Nude in a Black Chair, 1932 by Picasso
In Nude in a Black Chair, which is dated 9 March 1932, the sleeping woman, who seems to swell and unfurl like a growing plant within the elastic cocoon of her skin, sprouts philodendron leaves from beneath her breast as if she were a goddess of the plant kingdom. The identification is total in paintings where parts of her body are metaphorically equated with fertile cells, sprouting seeds, ripe fruit, verdant foliage and so forth. In one extraordinary emblem-painting of spring 1932, Reclining Nude the consummation of the union between woman and nature depends not only on the transparency of the metaphors (profile as silvery half-moon, breasts as brimming cells, stomach and pubis as fledgling bird, arm as sprouting seed, leg as unfurling leaf, et cetera), but on the way the rhythmically undulating contours bind the disparate parts together. It is as if we are witness to a metamorphosis activated by the burning sun framed in the glasshouse window, a metamorphosis which produces waves of life-giving energy symbolized in the sizzling patterns of fire and vapor dancing against the wall behind.

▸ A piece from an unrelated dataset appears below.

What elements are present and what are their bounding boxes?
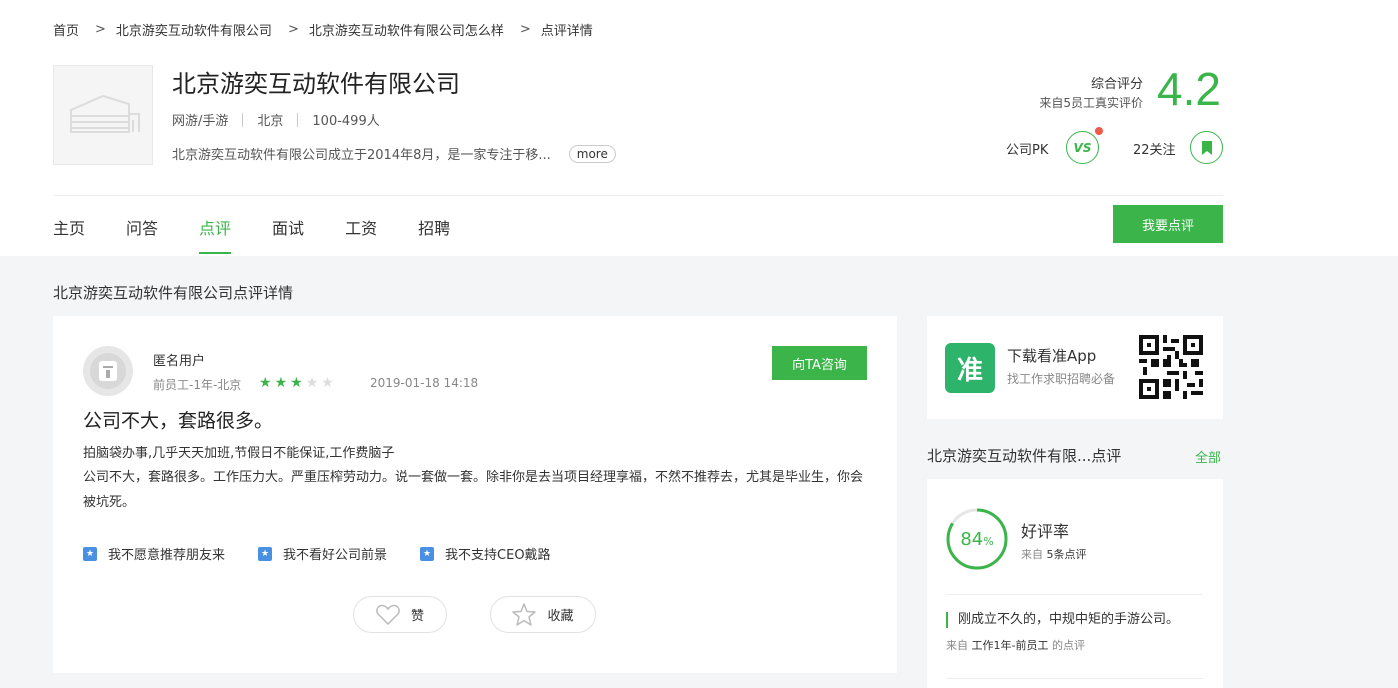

This kind of symbolic imagery was the hallmark of Joan Miro's Surrealist painting: in Nude, 1926, for instance, the head is also an egg, the waving hair a flag, the body a seal, the sex a leaf and so on. The two painters were in regular contact at this time and Picasso, who pushed dealers and collectors in Miro's direction, was always eager to see his latest pictures, and delighted him by saying that their work had things in common because 'we inhabit the same world'. But although he may have been influenced by Miro's imaginative use of metaphor and symbolism, in these erotic paintings Picasso retained the traditional iconography of the reclining nymph or goddess, blending the landscape and the interior settings of famous masterpieces in the genre such as Sleeping Venus by Giorgione and Venus of Urbino by Titian.